Big Data, OTF

Iceberg Basics

February 25, 2021November 4, 2024 by Kinshuk Dutta

In my recent post I tried explaining how different data collection mechanisms are available and how due to modern day requirement, modern data lakes were formed. Iceberg is one such solution that came out really strong.

What is Apache ICEBERG?

Apache Iceberg is an open table format for huge analytic datasets. Iceberg adds tables to Trino and Spark that use a high-performance format that works just like a SQL table. With special emphasis on

User Experience
Reliability and Performance &
Open Standards

What makes it special is its unique table design for big data.

This is explained brilliantly and covered well in the recent blog titled “Apache Iceberg: A Different Table Design for Big Data” by Susan Hall.
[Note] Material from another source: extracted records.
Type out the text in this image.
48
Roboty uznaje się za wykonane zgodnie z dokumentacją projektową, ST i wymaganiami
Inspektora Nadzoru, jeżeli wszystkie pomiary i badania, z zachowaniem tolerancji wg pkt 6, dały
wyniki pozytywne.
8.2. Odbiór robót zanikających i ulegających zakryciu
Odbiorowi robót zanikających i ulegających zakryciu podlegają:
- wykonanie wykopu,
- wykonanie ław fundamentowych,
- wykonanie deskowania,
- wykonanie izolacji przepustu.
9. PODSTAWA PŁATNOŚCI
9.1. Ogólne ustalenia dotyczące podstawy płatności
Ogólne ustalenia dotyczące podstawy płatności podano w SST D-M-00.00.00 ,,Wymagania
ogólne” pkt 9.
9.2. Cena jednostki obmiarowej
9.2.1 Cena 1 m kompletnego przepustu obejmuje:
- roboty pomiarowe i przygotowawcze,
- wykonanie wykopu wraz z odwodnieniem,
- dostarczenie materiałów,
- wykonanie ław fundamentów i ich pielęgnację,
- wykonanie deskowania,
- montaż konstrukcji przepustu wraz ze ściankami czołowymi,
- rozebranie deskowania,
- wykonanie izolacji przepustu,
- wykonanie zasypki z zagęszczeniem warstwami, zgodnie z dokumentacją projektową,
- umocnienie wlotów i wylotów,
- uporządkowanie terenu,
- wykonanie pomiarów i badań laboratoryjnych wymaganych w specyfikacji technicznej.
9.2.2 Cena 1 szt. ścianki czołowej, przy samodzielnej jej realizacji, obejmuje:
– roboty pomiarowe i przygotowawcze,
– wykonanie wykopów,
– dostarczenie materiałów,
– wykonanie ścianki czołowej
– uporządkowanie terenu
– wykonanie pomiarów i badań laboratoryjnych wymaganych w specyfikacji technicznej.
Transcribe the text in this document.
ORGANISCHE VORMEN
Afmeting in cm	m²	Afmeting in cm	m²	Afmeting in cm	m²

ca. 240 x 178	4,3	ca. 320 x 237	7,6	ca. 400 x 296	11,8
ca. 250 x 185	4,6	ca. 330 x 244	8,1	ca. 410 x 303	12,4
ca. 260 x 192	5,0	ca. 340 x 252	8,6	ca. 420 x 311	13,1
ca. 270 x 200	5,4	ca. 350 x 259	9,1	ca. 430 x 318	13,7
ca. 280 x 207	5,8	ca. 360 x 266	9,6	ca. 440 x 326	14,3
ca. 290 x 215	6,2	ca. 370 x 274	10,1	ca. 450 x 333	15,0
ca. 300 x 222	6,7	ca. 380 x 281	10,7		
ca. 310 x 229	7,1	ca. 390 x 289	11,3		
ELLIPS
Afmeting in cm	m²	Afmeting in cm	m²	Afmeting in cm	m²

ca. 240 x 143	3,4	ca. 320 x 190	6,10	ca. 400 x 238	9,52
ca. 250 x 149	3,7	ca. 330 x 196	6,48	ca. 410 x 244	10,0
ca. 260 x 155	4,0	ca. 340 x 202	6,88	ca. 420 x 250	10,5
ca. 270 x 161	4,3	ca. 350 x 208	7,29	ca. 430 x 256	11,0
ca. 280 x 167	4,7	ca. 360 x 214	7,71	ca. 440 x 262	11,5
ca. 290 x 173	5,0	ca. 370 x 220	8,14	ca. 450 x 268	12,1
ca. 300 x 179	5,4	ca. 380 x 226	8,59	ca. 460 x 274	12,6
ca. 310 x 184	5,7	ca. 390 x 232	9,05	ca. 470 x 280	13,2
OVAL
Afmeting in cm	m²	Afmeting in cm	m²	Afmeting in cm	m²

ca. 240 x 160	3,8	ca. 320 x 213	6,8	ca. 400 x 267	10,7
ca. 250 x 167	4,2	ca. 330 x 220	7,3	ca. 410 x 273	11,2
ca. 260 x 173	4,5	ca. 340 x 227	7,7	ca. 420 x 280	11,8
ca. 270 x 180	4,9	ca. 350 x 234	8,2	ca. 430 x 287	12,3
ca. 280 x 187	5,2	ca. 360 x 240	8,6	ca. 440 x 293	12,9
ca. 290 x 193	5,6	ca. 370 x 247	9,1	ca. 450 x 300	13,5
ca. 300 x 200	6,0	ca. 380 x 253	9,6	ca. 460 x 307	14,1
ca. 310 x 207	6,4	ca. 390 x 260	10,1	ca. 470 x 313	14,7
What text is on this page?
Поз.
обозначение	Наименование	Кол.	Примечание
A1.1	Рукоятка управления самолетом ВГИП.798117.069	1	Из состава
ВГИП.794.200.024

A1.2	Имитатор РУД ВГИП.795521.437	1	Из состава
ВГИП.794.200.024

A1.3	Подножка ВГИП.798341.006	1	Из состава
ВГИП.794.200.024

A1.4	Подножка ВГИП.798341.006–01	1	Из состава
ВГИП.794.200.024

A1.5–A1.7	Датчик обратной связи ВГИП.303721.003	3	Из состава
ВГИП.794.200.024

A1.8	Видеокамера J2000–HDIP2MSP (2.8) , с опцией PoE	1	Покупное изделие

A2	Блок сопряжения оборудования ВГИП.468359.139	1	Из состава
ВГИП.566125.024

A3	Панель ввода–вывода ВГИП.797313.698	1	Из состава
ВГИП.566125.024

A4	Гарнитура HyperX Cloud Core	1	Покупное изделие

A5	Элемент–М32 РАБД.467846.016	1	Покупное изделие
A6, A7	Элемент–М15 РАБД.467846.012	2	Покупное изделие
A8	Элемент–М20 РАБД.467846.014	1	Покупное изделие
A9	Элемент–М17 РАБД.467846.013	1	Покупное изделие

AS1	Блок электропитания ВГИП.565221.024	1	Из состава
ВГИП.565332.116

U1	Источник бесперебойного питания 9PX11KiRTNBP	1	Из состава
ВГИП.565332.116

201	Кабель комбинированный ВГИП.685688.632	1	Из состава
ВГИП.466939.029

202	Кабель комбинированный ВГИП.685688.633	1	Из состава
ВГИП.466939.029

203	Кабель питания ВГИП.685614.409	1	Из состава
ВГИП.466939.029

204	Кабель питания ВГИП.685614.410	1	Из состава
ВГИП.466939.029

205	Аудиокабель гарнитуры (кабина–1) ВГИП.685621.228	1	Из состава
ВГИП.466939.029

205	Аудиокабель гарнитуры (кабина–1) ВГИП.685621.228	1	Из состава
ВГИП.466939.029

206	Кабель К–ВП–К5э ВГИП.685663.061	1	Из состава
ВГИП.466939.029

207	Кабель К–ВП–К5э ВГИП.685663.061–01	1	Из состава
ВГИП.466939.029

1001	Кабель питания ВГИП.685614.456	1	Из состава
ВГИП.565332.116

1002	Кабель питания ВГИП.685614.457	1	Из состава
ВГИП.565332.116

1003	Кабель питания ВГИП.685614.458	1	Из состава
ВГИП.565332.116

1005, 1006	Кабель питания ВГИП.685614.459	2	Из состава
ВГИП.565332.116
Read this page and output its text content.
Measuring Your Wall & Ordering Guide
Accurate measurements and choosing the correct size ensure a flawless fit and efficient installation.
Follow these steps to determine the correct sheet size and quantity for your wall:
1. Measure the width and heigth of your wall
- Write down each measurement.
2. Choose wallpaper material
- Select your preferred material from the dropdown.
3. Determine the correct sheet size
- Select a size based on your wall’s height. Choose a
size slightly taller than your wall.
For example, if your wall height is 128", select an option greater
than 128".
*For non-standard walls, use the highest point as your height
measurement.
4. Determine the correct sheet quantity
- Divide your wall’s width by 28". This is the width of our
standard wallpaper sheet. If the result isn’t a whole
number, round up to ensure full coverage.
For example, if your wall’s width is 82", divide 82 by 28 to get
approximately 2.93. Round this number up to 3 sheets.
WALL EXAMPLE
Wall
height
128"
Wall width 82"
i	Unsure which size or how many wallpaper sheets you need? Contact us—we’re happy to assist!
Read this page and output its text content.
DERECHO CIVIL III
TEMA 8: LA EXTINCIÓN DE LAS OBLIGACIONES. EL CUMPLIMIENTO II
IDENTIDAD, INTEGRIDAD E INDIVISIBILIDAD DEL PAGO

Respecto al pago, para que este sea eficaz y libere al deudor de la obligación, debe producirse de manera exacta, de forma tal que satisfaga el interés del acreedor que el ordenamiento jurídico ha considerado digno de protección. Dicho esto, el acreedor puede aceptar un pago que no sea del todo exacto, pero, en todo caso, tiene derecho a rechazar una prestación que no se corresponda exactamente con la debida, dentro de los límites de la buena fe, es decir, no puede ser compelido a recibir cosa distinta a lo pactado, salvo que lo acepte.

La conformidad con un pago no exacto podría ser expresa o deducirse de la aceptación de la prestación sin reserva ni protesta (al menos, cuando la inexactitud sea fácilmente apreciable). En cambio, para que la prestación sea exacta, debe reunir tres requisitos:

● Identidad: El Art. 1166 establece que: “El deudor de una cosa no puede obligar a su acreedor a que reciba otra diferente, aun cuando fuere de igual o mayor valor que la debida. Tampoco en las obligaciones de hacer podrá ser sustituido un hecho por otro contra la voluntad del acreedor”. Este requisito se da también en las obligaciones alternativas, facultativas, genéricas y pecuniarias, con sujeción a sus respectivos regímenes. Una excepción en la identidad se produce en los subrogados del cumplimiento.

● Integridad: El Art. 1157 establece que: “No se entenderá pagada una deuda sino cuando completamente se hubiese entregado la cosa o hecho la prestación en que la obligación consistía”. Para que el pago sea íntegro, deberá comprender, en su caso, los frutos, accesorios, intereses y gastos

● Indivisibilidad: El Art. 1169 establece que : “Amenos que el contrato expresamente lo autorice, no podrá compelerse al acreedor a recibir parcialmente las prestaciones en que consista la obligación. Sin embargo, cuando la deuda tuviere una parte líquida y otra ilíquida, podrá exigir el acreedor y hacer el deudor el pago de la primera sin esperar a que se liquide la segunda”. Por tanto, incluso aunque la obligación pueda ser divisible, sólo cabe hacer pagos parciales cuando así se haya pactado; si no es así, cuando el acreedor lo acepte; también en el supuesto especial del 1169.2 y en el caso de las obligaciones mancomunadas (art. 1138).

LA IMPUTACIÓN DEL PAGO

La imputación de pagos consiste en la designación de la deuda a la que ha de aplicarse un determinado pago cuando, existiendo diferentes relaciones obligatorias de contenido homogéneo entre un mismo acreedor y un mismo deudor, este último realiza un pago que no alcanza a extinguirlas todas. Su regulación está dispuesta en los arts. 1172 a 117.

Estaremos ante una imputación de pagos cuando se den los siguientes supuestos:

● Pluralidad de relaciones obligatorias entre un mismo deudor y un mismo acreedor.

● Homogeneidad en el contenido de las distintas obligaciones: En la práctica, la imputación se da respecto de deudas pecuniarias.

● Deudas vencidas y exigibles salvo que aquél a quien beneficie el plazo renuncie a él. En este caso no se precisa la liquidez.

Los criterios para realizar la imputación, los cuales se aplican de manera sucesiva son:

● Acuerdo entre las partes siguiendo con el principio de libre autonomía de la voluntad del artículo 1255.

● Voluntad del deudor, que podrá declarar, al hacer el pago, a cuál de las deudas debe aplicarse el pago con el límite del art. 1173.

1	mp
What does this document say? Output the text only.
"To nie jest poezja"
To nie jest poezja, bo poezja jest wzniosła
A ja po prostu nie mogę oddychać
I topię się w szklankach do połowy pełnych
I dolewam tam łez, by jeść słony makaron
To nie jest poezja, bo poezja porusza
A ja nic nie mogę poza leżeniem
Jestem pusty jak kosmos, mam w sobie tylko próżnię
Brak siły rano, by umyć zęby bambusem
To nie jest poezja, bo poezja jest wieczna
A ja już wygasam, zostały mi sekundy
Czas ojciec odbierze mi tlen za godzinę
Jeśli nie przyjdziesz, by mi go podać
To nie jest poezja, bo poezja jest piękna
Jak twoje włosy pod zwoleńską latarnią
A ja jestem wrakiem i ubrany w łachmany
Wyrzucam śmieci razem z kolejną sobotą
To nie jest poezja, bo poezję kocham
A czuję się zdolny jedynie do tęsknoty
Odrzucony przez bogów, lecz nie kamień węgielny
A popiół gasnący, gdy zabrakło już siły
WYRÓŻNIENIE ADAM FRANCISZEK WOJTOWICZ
It explains why Apache Iceberg emerged from the Apache Software Foundation‘s incubator as a top-level project last May (2020).

Apache Iceberg is still evolving but this is how it fits the current comparison matrix with similar solutions.

This was published by Qubole

Installation

Install on MacOS using Homebrew

brew install --cask iceberg
Updating Homebrew...
==> Auto-updated Homebrew!
Updated 2 taps (homebrew/core and homebrew/cask).
==> New Formulae
rdkit
==> Updated Formulae
Updated 18 formulae.
==> Updated Casks
Updated 13 casks.

==> Downloading http://s.sudre.free.fr/Software/files/Iceberg.dmg
######################################################################## 100.0%
Warning: No checksum defined for cask 'iceberg', skipping verification.
==> Installing Cask iceberg
==> Running installer for iceberg; your password may be necessary.
Package installers may write to any location; options such as `--appdir` are ignored.
Password:
installer: Package name is Iceberg
installer: Installing at base path /
installer: The install was successful.
installer: The install requires restarting now.
?  iceberg was successfully installed!